Detecting Bad Sensor Data
The final example I’ll demonstrate is invalid data being retrieved from the BLE device. Any sensor has a threshold of values that are sensible for the app to process. For example, a human heart rate is generally between 40–150 bpm. If you suddenly get a value of 500bpm, that’s obviously unreasonable and should be reported to the firmware team. In the Sentry event, it’s best to send the service and characteristic that failed as well as the invalid data that came from the sensor. The code looks like this:
logStreamThresholdError = (data: number) => {
Sentry.captureEvent({
message: VALUE_THRESHOLD_EXCEEDED,
tags: {
'firmware.version.number': firmwareVersion,
'firmware.build.version': buildNumber,
},
extra: {
streaming_error: {
bad_value: data,
characteristic_uuid: HEART_RATE_CHARACTERISTIC,
service_uuid: HEART_RATE_UUID,
},
},
});
};
onHeartRateUpdate = (
error: BleError | null,
characteristic: Characteristic | null,
emitter: (arg0: {payload: number | BleError}) => void,
) => {
if (error) {
emitter({payload: error});
}
const data = base64.decode(characteristic?.value ?? '');
let heartRate: number = -1;
const firstBitValue: number = (<any>data[0]) & 0x01;
if (firstBitValue === 0) {
heartRate = data[1].charCodeAt(0);
} else {
heartRate =
Number(data[1].charCodeAt(0) << 8) + Number(data[2].charCodeAt(2));
}
if (heartRate > HEARTRATE_THRESHOLD) {
this.logStreamThresholdError(heartRate);
}
emitter({payload: heartRate});
};
We just saw how easy it was to add BLE error tracking to our app, but this isn’t even the best part! You can actually build dashboards in Sentry to present this data in a form that’s easily digestible to your firmware team. You can start by navigating to the “Discover” section of the web app.

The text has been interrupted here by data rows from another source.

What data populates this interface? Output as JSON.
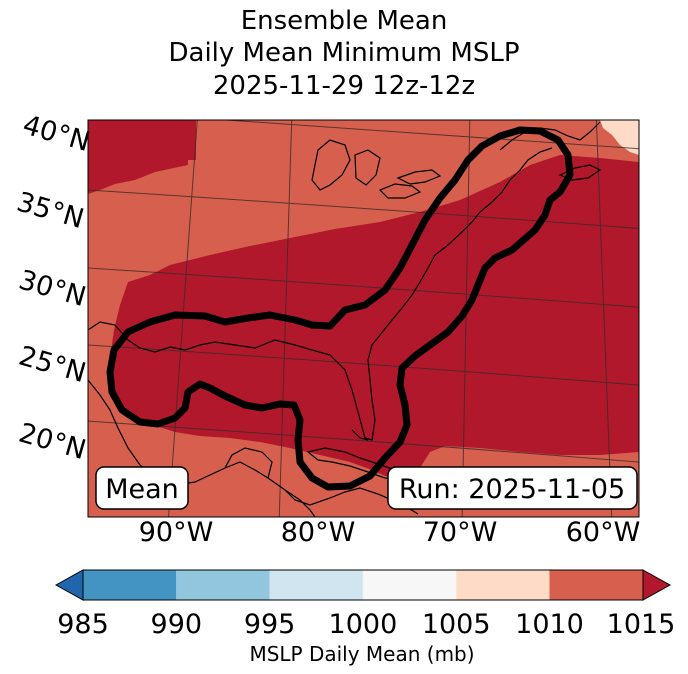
{
  "title": {
    "line1": "Ensemble Mean",
    "line2": "Daily Mean Minimum MSLP",
    "line3": "2025-11-29 12z-12z"
  },
  "lat_labels": [
    "40°N",
    "35°N",
    "30°N",
    "25°N",
    "20°N"
  ],
  "lon_labels": [
    "90°W",
    "80°W",
    "70°W",
    "60°W"
  ],
  "annotations": {
    "left_box": "Mean",
    "right_box": "Run: 2025-11-05"
  },
  "colorbar": {
    "ticks": [
      "985",
      "990",
      "995",
      "1000",
      "1005",
      "1010",
      "1015"
    ],
    "label": "MSLP Daily Mean (mb)",
    "colors": [
      "#4393c3",
      "#92c5de",
      "#d1e5f0",
      "#f7f7f7",
      "#fddbc7",
      "#d6604d"
    ],
    "under_color": "#2166ac",
    "over_color": "#b2182b"
  },
  "field_colors": {
    "band_1010": "#d6604d",
    "band_1015": "#b2182b",
    "band_1005": "#fddbc7",
    "contour": "#000000"
  }
}
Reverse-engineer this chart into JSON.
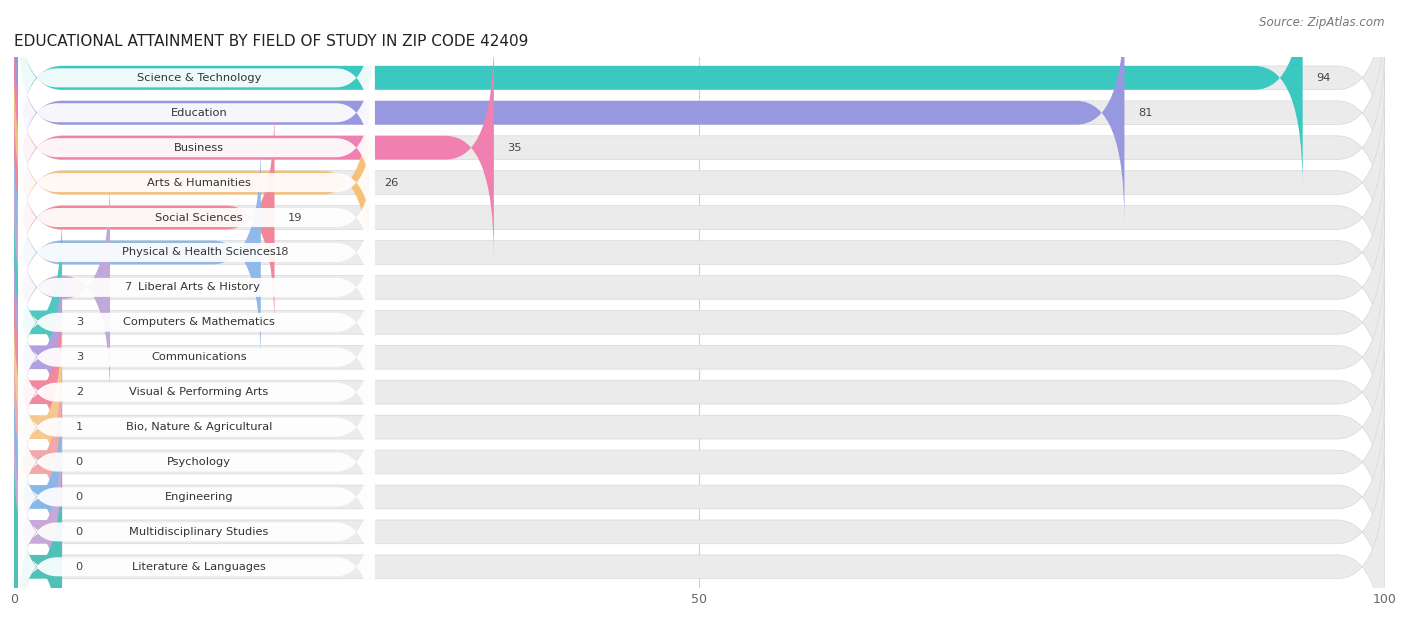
{
  "title": "EDUCATIONAL ATTAINMENT BY FIELD OF STUDY IN ZIP CODE 42409",
  "source": "Source: ZipAtlas.com",
  "categories": [
    "Science & Technology",
    "Education",
    "Business",
    "Arts & Humanities",
    "Social Sciences",
    "Physical & Health Sciences",
    "Liberal Arts & History",
    "Computers & Mathematics",
    "Communications",
    "Visual & Performing Arts",
    "Bio, Nature & Agricultural",
    "Psychology",
    "Engineering",
    "Multidisciplinary Studies",
    "Literature & Languages"
  ],
  "values": [
    94,
    81,
    35,
    26,
    19,
    18,
    7,
    3,
    3,
    2,
    1,
    0,
    0,
    0,
    0
  ],
  "bar_colors": [
    "#3ac8c0",
    "#9898e0",
    "#f080b0",
    "#f5c07a",
    "#f08898",
    "#90b8e8",
    "#c0a8d8",
    "#50c8c0",
    "#b0a0e0",
    "#f088a0",
    "#f5c890",
    "#f0a8a8",
    "#88b8e8",
    "#c8a8d8",
    "#50c0b8"
  ],
  "xlim": [
    0,
    100
  ],
  "background_color": "#ffffff",
  "bar_bg_color": "#ebebeb",
  "title_fontsize": 11,
  "source_fontsize": 8.5,
  "bar_height": 0.68,
  "bar_gap": 1.0
}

Next, click “Build a new query” in the top right hand corner of the screen.
Next, type the message from any of the message
properties you used above into the search for events, users, tags and more search bar. It will look something like this:
Click “Add to Dashboard” and fill in the following information:
Now the magic happens 🪄! Click “Add to Dashboard” after saving your changes and you can view the number of times your data dropped below the threshold.
Finally, your firmware engineers can visualize any errors that come in from a Bluetooth device! You can repeat this process with any of the analytics tracked in this article as needed to create as many charts and visualizations as your project requires.
Final Thoughts
There you have it. A strategy to track device stability in apps that use Bluetooth Low Energy. I hope these tips and tricks were useful to you and make the difference on your next Bluetooth project.